It’s Sunday again and time for another dose of the weekly gaming news.
Warner Brothers acquires Turbine
The developers of LOTRO and Dungeons and Dragons Online was acquired this week by Warner Brothers. This deal means that Turbine loses their independence and that WB now owns all the rights to Lord of the Rings.
WB have been buying up a few games studios over the last few years, most notably Rocksteady (makers of Arkham Asylum) and TT Games (Lego Starwars). Although we don’t yet know if WB have plans for any of Turbine’s existing games, the MMO developer stated that fans can rest easy because nothing much is expected to change in the foreseeable future. But they would say that, wouldn’t they? We also know that Codemasters will continue running LOTRO in Europe.
In view of this announcement, I wonder whether the DDO offer wall which hit the headlines last week was less of a money making effort and more an attempt to prove the technology for Turbine’s new corporate masters. I suspect LOTRO will be fine, in fact it’ll probably be good for the developers to have access to the rest of the LOTRO canon. As for DDO, that’s a more interesting issue because Atari owns the D&D sublicence.
And if anyone is wondering what other IPs Warner Brothers owns which might be gameworthy, here is the list. The IPs which most intrigue me as possibilities are Harry Potter (duh) and The Wizard of Oz (the Oz books themselves are in the public domain, and it is a very well defined universe.)
Nolan Bushnell is Back at Atari
The legendary gaming entrepreneur who founded Atari in 1972 is back on the board. A couple of other senior directors left the board at the same time, including David Gardner who was Atari CEO until last December. Night of the Long Knives, anyone?

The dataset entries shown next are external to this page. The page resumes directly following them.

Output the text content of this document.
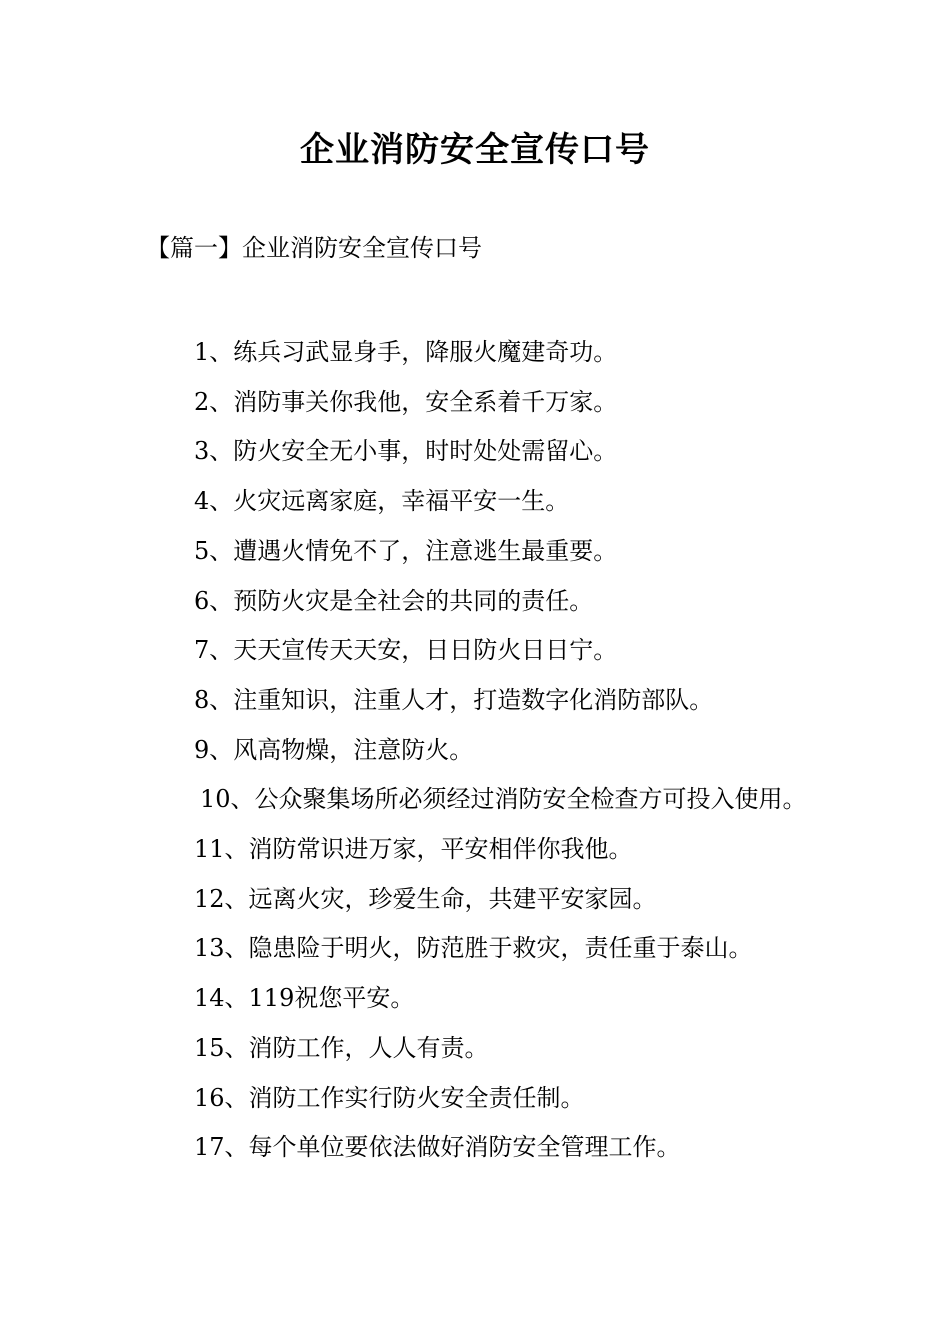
企业消防安全宣传口号
【篇一】企业消防安全宣传口号
1、练兵习武显身手，降服火魔建奇功。
2、消防事关你我他，安全系着千万家。
3、防火安全无小事，时时处处需留心。
4、火灾远离家庭，幸福平安一生。
5、遭遇火情免不了，注意逃生最重要。
6、预防火灾是全社会的共同的责任。
7、天天宣传天天安，日日防火日日宁。
8、注重知识，注重人才，打造数字化消防部队。
9、风高物燥，注意防火。
10、公众聚集场所必须经过消防安全检查方可投入使用。
11、消防常识进万家，平安相伴你我他。
12、远离火灾，珍爱生命，共建平安家园。
13、隐患险于明火，防范胜于救灾，责任重于泰山。
14、119祝您平安。
15、消防工作，人人有责。
16、消防工作实行防火安全责任制。
17、每个单位要依法做好消防安全管理工作。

Brain Training Doesn’t Work, or Does It?
A study published in Nature (a respected scientific publication) this week showed that Brain Training games do not actually improve your memory or a host of other skills.
What they actually said was:
Statistically, there are no significant differences between the improvements seen in participants who played our brain training games, and those who just went on the internet for the same length of time.
So basically, messing around on the internet or playing just about any other kind of game would keep your brain ticking over as much as ‘brain training’. This is not to say that gaming can’t be good for you. There has been research showing that computer gaming helps people with dementia to keep their skills and memories, for example.
But good news! You don’t have to play a boring brain training game! Plants and Zombies for everyone!
You can like Facebook, but does Facebook like you?
Facebook’s F8 conference was used as a platform for announcing a whole slew of new changes and features.
Finally, giving permission to a third-party applications will become a one-click action, meaning that applications can get more data more quickly, and then keep it. Privacy concerns from users aside, this is the developers’ dream.
(My bolded text.) Facebook is not your friend. It is funded by advertising and by application developers. Any changes they make are with their funders and future funders in mind. This doesn’t mean that changes might not make life more convenient for users in future, but that isn’t the goal.
Social media sites, usually keen to support anything involving more people using social media have been awkwardly trying to backpedal on this one. Maybe, just maybe, it might not be a good idea to give facebook this much information?
Mashable, for example, explain the new ‘like’ button but with a caveat.
It’s in Facebook’s interests to lock up your social graph, and it’s in your best interests that it doesn’t.
Pete@Dragonchasers has also experimented with the new like button, and shares some of his concerns. My main concern is not so much whether I want to like webpages, it’s whether my friends might inadvertently share information about me. Just because I don’t mind my friends knowing my interests, that doesn’t mean I want every website they ever visit to know them as well.
Here’s more on how to protect your personal information on Facebook.
And if you run a blog on wordpress.com and would like to add a facebook ‘like’ button to the bottom of a post, you can generate some code to do that via GetSocial Live! There’s an example at the bottom of this post. I’m inclined to keep doing it, because Facebook users might like it and it’s really your choice whether or not to click.
Starcraft II gets an 18 Rating in Korea
This is bad news for the Blizzard team if the rating stands, given that Starcraft is practically a national sport in Korea. This week, the South Korean government’s Game Ratings board gave SC2 an 18+ rating.
Overclocker reports that an official cited:
the “game’s level of violence, foul language and depiction of drug use.”
Blizzard has gone back to them with their release candidate code to appeal for a second look at the rating. If they do have to adjust content to satisfy the Koreans, expect a delay in release.